This weekend the F1 teams are racing in Istanbul, one of the newer circuits on the calendar, which features a celebrated corner.
Istanbul’s mighty Turn 8
All F1 fans love seeing high speed corners and the ultimate is Turn 8, not a particularly romantic or iconic name, but a corner which excites both fans and drivers alike. Turn 8 is one of the longest corners in F1; the cars spend eight seconds going through it, covering 600 metres before they exit onto the back straight. The average speed for the corner is 260km/h and the peak is 270 km/h.
But, believe it or not, the teams do not set the cars up around performance through that corner. That said, it is important to set the ride height correctly to allow for the bumps, especially when the cars are full of fuel.
According to the engineers, Turn 8 is not anything like as significant in terms of lap time as Eau Rouge at Spa or Turn 9 at Barcelona, both of which give out onto long straights. If you are three or four kilometres an hour slower through those corners, it can cost you as many tenths at the end of the following straight. Turn eight has a short following it.
In practice on Friday we saw lots of cars flying off the road at Turn 8. This is partly because of the bumps and partly because of the lack of risk.
Drivers take calculated risks in every corner as they try to find the limit in the short time available for practice. The reason why so many of them fly off at Turn 8 is because the huge run off areas allow them to try to find the limit as quickly as possible. Drivers take their time to find the limits and Monaco or Montreal where the track is lined with walls. Conversely, they crash all the time on the simulators!
New Tech on the cars
This weekend there are some eye-catching new things on the cars, including another new front wing on the Renault, which is quite different in concept from the previous ones (compare to previous Tech Reports).
Ferrari has an evolution of its double diffuser, but the main talking point has been the introduction of the drag reducing rear wing on the Red Bull. Up to now the team has delayed it, because the harm it did to downforce levels was greater than the gain from extra speed on the straights.

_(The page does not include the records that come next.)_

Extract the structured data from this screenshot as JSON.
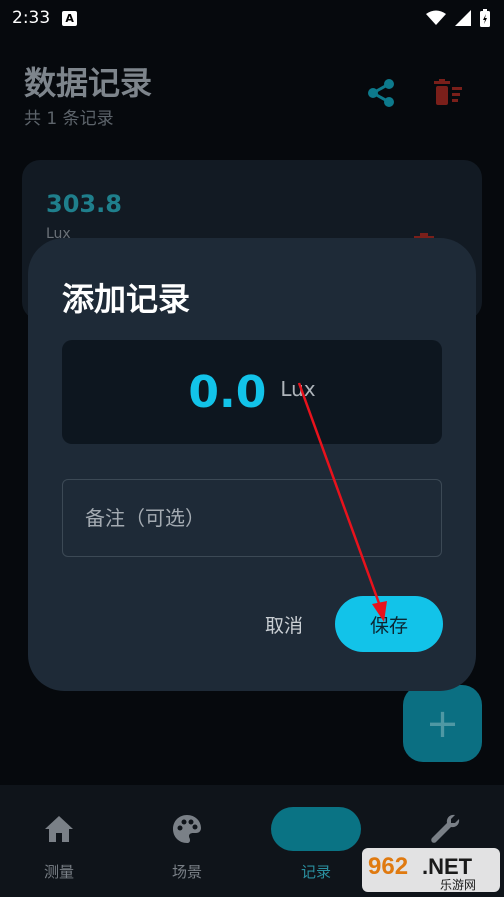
{
  "status_bar": {
    "time": "2:33",
    "notif_letter": "A"
  },
  "header": {
    "title": "数据记录",
    "subtitle": "共 1 条记录"
  },
  "record": {
    "value": "303.8",
    "unit": "Lux"
  },
  "fab": {
    "symbol": "+"
  },
  "nav": {
    "items": [
      {
        "label": "测量",
        "icon": "home-icon"
      },
      {
        "label": "场景",
        "icon": "palette-icon"
      },
      {
        "label": "记录",
        "icon": "list-icon",
        "active": true
      },
      {
        "label": "",
        "icon": "wrench-icon"
      }
    ]
  },
  "dialog": {
    "title": "添加记录",
    "value": "0.0",
    "unit": "Lux",
    "note_placeholder": "备注（可选）",
    "cancel_label": "取消",
    "save_label": "保存"
  },
  "colors": {
    "accent": "#12c3e9",
    "dialog_bg": "#1e2a37",
    "danger": "#c0392b",
    "annotation": "#e8121c"
  },
  "watermark": {
    "text": "962.NET",
    "subtext": "乐游网"
  }
}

The value of the system was shown by the speed the McLarens had in practice. It is worth around 4/10ths of a second a lap and gives a gain of around 10km/h, if you get it right.
McLaren were the pioneers of the system. It was a finely balanced decision but Red Bull decided after practice not to go with it for qualifying and the race. They will take the learnings from today’s test and hold it over to Montreal where it will be a massive gain due to the long straights. As Montreal has no fast corners, a Red Bull strength, they will be looking to claw back performance from the rear wing.
McLaren’s car was designed around the concept, so they have an air intake hole in the optimum place on the top of the chassis, just ahead of the driver’s knee, with which he switches the wing on. Other teams trying to copy it have found it hard to get sufficient air into the system to have an effect when it exits through the duct at the back of the wing.
Engineers say that a fully functional system is worth 4/10ths of a second per lap at Istanbul.
Telemetry in F1
I've been looking into where telemetry technology is up to these days with Virgin Racing. During a 90 minute session the team will collect between 5 and 6 gigabytes of data from the car. It comes off the car in a raw format over radio.
The car transmits at 2 megabits. The transmitter is placed in the sidepod and then a cable runs to an an antenna on the nose on the car.
Data is transmitted from the car using the standardised McLaren electronic system and is picked up by an antenna on the roof of the race truck, behind the pits. The data then goes into the garage to a telemetry receiver rack. The signal is encypted to keep everyone's data separate.
The data is then decoded and converted into a signal that can be understood by a PC. It goes through a software system called Atlas, which displays the telemetry channels for the engineers. This is the suite which displays all the wavy lines on the screen.
The system is connected via internet to the factory in the UK
The race engineers and drivers look at steering, throttle and brake inputs. There is a sensor on the car which detects when the tyres are slipping across the surface of the track. It measures driver inputs compared to how the car is reacting.
Working with the telemetry data, a large part of the time is spent working on the differential, the most tunable part of the car. The differential, which allows the two rear wheels to rotate at different speeds, can be adjusted for corner entry, mid corner and corner exit. It plays a big role in cornering stability and done well can contribute a lot to the lap time.
You often see the drivers studying telemetry print out sheets. So what is on them? It is mainly the driver inputs; throttle, steering and brakes. If one driver is doing a better lap time than the other, they can look at the traces and see what the inputs are compared to the car speed and that tells them how they can improve by using the controls differently.
In this Virgin telemetry print out, the wavy lines represent (from top to bottom) Revs, Gear, Car Speed, Delta time between runs, Steering angle, throttle and brake pressure overlaid.
For the Virgin Racing team the IT is managed by CSC, who take care of all the telemetry management as well as setting up the a broadband network for the team at every race.
It takes a day and a half of set up time before each Grand Prix to build the IT system, rigging the cables and the racks, connecting the connections to the car.